Answer 4 · 2023-08-17T16:25:02.000Z

@whatyouhide I created a new mix project to have a minimal reproducible example, however, I also wasn't able to reproduce it there.

However, now trying with 96303f0 , I couldn't even get our application tree started. (It did start when I wiped deps and _build after a long compilation, any try after that didn't work):

            ** (MatchError) no match of right hand side value: {:error, {{:EXIT, {:noproc, {:gen_statem, :call, [#PID<0.1690.0>, :checkout, :infinity]}}}, {:child, :undefined, Conn, {Conn, :start_link, [[name: :"CassandraConnection", password: "cassandra", username: "cassandra", keyspace: :test, nodes: ["localhost"], pool_size: 5]]}, :permanent, false, 5000, :worker, [Conn]}}}

I think there's a race condition there where something isn't ready but we try to call gen_statem.

Answer 5 · 2023-08-17T17:31:59.000Z

@harunzengin ok, yes, that makes sense. You are registering the cluster under a name, and maybe the process isn't ready when you call it through the name. Any chance you're using :sync_connect? That would explain this, for example.

Answer 6 · 2023-08-17T17:38:31.000Z

@whatyouhide No, there's no :sync_connect.

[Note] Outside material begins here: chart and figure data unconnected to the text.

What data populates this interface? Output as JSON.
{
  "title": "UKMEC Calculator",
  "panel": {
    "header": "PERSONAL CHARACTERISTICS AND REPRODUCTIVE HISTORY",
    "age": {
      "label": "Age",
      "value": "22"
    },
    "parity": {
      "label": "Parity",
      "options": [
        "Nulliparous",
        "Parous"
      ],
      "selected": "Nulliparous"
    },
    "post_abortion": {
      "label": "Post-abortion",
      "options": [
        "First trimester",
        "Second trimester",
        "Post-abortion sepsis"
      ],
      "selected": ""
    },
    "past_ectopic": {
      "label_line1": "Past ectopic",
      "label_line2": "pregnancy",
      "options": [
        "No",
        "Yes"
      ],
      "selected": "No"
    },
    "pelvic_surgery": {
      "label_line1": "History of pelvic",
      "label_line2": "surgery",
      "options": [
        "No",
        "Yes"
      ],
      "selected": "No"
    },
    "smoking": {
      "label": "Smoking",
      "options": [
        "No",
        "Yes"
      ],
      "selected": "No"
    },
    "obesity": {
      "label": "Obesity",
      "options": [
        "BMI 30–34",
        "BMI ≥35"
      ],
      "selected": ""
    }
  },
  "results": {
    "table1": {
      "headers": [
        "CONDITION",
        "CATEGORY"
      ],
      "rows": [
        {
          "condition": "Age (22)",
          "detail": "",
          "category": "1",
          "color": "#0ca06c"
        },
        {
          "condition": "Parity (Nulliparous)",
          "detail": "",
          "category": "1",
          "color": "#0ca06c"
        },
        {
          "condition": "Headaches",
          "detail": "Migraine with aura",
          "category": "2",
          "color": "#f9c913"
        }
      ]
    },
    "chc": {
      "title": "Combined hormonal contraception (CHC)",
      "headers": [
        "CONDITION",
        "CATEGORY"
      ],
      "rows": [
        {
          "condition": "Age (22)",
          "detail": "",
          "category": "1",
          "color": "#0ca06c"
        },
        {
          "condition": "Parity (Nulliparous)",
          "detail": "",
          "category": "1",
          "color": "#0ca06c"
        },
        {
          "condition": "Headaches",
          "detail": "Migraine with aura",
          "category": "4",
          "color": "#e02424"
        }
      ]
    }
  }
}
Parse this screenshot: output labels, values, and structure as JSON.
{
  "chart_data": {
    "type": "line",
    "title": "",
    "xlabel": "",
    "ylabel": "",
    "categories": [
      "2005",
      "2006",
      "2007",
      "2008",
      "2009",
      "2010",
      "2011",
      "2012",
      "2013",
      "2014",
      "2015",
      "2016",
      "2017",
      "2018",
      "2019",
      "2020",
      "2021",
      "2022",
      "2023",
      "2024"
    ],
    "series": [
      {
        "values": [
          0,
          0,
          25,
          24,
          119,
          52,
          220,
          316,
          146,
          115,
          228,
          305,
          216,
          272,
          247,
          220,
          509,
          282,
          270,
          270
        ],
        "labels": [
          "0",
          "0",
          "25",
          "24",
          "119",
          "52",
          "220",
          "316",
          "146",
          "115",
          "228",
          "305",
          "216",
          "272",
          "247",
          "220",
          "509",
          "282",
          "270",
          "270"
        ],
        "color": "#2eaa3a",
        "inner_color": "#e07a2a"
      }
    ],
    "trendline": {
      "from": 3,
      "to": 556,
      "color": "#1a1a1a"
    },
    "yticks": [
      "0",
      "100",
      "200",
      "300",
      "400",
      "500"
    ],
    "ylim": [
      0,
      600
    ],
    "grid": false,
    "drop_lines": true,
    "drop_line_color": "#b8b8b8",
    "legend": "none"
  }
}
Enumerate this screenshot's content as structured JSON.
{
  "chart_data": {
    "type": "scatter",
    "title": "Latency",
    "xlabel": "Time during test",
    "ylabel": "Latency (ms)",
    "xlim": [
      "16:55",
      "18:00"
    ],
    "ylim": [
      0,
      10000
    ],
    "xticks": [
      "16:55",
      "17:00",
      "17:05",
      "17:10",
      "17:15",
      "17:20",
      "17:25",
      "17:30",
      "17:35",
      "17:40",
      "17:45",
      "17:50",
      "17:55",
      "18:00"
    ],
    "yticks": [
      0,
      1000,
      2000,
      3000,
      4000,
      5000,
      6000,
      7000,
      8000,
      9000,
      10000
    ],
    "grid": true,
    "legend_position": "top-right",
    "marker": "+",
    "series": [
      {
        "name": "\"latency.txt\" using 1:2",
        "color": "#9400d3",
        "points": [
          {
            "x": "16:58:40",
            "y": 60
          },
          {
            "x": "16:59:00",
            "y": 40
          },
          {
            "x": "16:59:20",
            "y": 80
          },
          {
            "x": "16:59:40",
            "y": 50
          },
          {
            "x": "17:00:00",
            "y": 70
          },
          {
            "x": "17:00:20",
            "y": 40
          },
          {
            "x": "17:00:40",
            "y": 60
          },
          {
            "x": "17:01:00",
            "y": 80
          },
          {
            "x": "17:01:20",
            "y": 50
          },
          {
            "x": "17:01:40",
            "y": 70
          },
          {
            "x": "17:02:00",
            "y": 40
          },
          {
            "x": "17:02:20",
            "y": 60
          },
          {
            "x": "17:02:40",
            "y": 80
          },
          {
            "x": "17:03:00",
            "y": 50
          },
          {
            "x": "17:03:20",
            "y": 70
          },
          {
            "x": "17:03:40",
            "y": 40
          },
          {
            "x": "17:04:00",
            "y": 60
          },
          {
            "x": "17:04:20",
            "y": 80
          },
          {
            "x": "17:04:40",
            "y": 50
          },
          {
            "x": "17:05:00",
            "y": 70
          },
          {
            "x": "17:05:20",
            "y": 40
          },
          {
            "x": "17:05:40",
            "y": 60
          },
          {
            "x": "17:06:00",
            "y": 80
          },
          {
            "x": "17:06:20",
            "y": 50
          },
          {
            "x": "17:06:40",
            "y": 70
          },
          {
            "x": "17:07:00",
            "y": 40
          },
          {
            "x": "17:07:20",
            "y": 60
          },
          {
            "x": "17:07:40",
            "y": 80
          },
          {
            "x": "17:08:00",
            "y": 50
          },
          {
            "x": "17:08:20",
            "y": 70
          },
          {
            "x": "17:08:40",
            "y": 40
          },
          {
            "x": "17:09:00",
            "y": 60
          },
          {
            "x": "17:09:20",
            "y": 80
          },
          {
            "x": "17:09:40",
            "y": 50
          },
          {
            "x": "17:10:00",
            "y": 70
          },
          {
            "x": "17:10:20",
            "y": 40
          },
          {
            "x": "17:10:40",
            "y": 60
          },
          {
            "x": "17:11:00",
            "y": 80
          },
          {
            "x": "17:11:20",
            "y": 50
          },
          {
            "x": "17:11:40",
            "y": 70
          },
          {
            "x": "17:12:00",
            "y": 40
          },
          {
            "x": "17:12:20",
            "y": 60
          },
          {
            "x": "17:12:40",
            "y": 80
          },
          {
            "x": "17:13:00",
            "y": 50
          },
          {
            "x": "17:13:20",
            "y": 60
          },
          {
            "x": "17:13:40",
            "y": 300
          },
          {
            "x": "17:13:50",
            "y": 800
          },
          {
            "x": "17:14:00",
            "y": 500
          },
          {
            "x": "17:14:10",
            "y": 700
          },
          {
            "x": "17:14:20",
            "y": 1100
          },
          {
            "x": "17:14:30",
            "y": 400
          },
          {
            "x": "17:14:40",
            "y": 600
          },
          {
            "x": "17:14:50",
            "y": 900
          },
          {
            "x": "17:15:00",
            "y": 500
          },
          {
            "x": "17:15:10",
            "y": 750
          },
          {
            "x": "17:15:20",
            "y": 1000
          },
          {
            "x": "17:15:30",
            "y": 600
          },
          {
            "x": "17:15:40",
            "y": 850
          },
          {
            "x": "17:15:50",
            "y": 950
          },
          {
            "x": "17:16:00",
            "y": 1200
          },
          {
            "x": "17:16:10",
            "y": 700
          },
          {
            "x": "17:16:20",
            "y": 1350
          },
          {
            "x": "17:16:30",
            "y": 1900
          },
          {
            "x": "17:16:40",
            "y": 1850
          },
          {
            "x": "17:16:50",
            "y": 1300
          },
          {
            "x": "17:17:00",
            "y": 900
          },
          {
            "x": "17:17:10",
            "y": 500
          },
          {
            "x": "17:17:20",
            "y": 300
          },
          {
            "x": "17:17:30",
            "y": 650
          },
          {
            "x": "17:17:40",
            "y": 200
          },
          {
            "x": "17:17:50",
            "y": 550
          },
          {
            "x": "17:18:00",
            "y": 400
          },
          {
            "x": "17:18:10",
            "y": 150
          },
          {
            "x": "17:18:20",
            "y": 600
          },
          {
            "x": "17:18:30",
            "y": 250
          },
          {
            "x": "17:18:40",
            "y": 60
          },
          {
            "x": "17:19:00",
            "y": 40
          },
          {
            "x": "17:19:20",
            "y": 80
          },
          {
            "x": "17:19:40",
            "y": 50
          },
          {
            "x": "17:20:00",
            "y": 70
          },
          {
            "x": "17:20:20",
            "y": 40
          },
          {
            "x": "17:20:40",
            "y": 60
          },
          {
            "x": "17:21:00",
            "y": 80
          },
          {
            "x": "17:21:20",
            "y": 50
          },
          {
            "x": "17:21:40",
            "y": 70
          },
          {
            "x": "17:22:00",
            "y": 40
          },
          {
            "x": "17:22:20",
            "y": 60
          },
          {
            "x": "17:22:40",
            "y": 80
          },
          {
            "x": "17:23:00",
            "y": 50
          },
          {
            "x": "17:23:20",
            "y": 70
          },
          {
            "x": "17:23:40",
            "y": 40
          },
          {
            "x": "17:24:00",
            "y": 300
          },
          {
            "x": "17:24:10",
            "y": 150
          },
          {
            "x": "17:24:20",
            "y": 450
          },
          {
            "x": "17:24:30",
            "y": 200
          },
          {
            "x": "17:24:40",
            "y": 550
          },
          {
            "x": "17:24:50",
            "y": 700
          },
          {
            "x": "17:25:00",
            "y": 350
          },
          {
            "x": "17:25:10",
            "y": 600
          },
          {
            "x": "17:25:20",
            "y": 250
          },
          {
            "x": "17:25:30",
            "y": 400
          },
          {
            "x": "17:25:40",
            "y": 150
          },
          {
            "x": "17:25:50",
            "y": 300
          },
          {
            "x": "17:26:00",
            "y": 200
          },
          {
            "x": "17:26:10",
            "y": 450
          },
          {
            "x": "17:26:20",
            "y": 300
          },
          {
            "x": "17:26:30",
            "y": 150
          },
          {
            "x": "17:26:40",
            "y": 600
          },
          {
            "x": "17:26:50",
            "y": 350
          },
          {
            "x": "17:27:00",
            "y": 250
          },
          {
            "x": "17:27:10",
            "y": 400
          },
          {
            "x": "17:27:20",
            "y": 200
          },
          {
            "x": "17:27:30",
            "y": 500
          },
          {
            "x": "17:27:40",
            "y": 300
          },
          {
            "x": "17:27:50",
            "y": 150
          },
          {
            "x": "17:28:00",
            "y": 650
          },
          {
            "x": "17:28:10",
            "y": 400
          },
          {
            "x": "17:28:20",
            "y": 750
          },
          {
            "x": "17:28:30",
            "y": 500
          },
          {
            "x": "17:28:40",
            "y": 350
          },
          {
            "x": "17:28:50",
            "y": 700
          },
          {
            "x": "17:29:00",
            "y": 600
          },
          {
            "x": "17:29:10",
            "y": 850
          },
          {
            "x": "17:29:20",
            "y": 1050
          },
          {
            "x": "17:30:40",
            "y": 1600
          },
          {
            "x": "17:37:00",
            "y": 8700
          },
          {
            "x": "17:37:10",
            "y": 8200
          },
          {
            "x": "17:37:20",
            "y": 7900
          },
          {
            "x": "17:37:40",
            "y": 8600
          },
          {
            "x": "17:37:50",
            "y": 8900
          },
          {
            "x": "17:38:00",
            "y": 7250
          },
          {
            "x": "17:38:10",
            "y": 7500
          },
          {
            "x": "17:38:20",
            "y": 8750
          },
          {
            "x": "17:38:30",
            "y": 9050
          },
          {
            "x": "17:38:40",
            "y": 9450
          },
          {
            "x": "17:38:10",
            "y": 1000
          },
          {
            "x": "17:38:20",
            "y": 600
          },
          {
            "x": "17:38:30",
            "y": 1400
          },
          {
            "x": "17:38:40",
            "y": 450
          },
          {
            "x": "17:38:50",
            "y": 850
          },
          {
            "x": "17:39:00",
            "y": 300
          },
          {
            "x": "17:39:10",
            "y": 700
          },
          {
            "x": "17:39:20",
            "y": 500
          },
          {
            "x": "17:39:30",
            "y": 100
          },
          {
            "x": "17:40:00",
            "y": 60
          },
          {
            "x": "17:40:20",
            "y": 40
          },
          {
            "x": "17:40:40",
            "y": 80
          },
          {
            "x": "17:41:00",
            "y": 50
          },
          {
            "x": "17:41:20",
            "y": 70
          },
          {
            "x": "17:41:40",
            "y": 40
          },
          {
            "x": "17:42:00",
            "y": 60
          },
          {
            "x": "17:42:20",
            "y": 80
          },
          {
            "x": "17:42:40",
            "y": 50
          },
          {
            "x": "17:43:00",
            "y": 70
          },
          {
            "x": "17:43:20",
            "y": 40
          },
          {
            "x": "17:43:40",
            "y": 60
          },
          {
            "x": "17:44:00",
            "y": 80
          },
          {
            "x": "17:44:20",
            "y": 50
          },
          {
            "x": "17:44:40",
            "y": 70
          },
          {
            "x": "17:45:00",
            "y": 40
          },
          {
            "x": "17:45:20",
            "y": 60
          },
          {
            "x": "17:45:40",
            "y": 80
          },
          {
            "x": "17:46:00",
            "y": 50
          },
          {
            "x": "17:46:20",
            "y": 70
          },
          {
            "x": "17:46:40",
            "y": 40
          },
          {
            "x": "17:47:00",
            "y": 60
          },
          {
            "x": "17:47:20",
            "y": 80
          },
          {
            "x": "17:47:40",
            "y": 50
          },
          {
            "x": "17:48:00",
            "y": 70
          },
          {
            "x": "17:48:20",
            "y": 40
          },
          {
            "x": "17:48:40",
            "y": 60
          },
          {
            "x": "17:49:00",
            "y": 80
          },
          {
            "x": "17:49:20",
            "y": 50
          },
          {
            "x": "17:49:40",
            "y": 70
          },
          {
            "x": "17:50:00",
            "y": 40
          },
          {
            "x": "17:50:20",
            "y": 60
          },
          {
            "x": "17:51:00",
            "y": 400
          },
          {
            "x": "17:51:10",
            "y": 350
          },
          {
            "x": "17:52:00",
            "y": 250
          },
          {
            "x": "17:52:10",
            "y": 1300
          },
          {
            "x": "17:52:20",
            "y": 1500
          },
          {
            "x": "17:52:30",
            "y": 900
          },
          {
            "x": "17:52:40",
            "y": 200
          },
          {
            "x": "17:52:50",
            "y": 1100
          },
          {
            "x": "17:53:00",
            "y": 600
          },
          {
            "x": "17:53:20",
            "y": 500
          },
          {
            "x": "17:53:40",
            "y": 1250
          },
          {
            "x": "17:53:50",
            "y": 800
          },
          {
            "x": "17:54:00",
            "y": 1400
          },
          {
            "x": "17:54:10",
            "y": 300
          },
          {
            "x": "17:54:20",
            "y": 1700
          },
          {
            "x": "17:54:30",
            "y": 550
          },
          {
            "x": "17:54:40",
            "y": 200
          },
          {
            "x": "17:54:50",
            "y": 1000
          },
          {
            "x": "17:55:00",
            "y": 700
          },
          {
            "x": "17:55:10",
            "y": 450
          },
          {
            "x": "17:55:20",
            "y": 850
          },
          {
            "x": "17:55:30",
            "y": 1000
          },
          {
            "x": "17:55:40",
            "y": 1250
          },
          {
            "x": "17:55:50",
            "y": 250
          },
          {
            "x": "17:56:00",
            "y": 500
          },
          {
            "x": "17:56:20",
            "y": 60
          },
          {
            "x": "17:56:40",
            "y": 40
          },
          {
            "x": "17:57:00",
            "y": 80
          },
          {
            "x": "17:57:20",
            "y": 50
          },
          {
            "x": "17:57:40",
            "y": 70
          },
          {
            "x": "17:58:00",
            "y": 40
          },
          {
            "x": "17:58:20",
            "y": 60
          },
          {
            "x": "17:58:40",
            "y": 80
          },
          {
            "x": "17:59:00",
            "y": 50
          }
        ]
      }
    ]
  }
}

I also tried with removing the given name to the process, didn't work. Something inside Xandra has a race condition, which I'm trying to figure out.

PS: Nothing in our process tree changed, only the Xandra version.

Answer 7 · 2023-08-17T17:51:12.000Z

Immediately after starting the Xandra.Cluster, we call an attempt_connection function that looks like this:

  def attempt_connection(conn, options, tries \\ 10) do
    Process.sleep(50)
    Xandra.Cluster.execute!(conn, "SELECT key FROM system.local LIMIT 1", [], queue: false)

this causes the exit above, since we somehow get the connection pid, but it doesn't work when we try to query it (after 50ms).

Answer 8 · 2023-08-17T18:07:48.000Z

Okay, :sync_connect explains this actually, sorry about the confusion. I guess we need to attempt the connection after the process tree has started now on our side. And I wasn't able to reproduce the unexpected messages in the supervisor as well. So I'm closing this.